BAEKJOON 2694 - Equal Sum Partitions

문제: https://www.acmicpc.net/problem/2694

문제

An equal sum partition of a sequence of numbers is a grouping of the numbers (in the same order as the original sequence) in such a way that each group has the same sum. For example, the sequence: 

2 5 1 3 3 7 

may be grouped as: 

(2 5) (1 3 3) (7) 

to yield an equal sum of 7. 

Note: The partition that puts all the numbers in a single group is an equal sum partition with the sum equal to the sum of all the numbers in the sequence. 
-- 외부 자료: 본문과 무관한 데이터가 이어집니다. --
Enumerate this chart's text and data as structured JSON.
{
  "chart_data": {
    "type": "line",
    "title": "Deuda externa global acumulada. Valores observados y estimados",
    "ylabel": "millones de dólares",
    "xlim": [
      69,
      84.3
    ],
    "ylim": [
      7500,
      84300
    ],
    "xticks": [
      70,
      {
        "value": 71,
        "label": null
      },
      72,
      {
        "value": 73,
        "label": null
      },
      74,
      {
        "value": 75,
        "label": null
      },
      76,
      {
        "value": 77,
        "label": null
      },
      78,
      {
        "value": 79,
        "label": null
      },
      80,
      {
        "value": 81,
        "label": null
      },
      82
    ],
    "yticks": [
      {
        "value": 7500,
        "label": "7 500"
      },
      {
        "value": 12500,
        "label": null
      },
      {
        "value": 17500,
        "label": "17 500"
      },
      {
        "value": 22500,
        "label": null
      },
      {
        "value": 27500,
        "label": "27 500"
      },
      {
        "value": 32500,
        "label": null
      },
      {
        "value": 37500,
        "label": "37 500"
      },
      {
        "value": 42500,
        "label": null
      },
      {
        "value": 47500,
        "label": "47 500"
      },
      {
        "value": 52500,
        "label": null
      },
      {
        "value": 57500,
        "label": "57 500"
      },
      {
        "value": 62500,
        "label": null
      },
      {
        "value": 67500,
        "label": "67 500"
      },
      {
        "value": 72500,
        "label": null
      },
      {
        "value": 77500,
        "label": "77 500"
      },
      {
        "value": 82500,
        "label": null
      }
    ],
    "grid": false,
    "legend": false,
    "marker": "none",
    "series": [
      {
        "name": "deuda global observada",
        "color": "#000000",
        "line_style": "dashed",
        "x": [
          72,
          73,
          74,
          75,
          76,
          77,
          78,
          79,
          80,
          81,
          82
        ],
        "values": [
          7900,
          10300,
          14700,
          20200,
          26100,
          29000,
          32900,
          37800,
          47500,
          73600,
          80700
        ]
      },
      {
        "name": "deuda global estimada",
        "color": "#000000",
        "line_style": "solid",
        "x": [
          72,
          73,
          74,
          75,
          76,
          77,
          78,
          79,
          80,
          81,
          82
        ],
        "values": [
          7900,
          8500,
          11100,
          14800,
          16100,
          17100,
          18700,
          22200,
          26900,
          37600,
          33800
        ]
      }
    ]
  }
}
For this problem, you will write a program that takes as input a sequence of positive integers and returns the smallest sum for an equal sum partition of the sequence. 

입력

The first line of input contains a single integer P, (1 ≤ P ≤ 1000), which is the number of data sets that follow. The first line of each data set contains the data set number, followed by a space, followed by a decimal integer M, (1 ≤ M ≤ 10000), giving the total number of integers in the sequence. The remaining line(s) in the dataset consist of the values, 10 per line, separated by a single space. The last line in the dataset may contain less than 10 values. 

출력

For each data set, generate one line of output with the following values: The data set number as a decimal integer, a space, and the smallest sum for an equal sum partition of the sequence. 

예제 입력 

3
6
2 5 1 3 3 7
6
1 2 3 4 5 6
20
1 1 2 1 1 2 1 1 2 1
1 2 1 1 2 1 1 2 1 1

예제 출력 

7
21
2

힌트

출처

ACM-ICPC > Regionals > North America > Greater New York Region > 2009 Greater New York Programming Contest B번

• 문제를 번역한 사람: baekjoon

  

#include <fstream>
#include <iostream>
#include <cstring>
#include <climits>
#include <algorithm>
 
using namespace std;
 
 
int main()
{
    int cases, n, minSum;
    cin >> cases;
    for (int c = 0; c < cases; c++)
    {
        cin >> n;
        int *arr = new int[n];
        for (int i = 0; i < n; i++)
            cin >> arr[i];
        
        for (int i = 0; i < n; i++)
        {
            minSum = 0;
            for (int j = 0; j <= i; j++)
                minSum += arr[j];
 
            int k, curSum = 0;
            for (k = i + 1; k < n; k++)
            {
                curSum += arr[k];
                if (curSum == minSum)
                    curSum = 0;
                else if (curSum > minSum)
                    break;
            }
            if (k == n && curSum == 0)
                break;
        }
        
        
        cout << minSum << endl;
        delete[] arr;
    }
 
    return 0;
}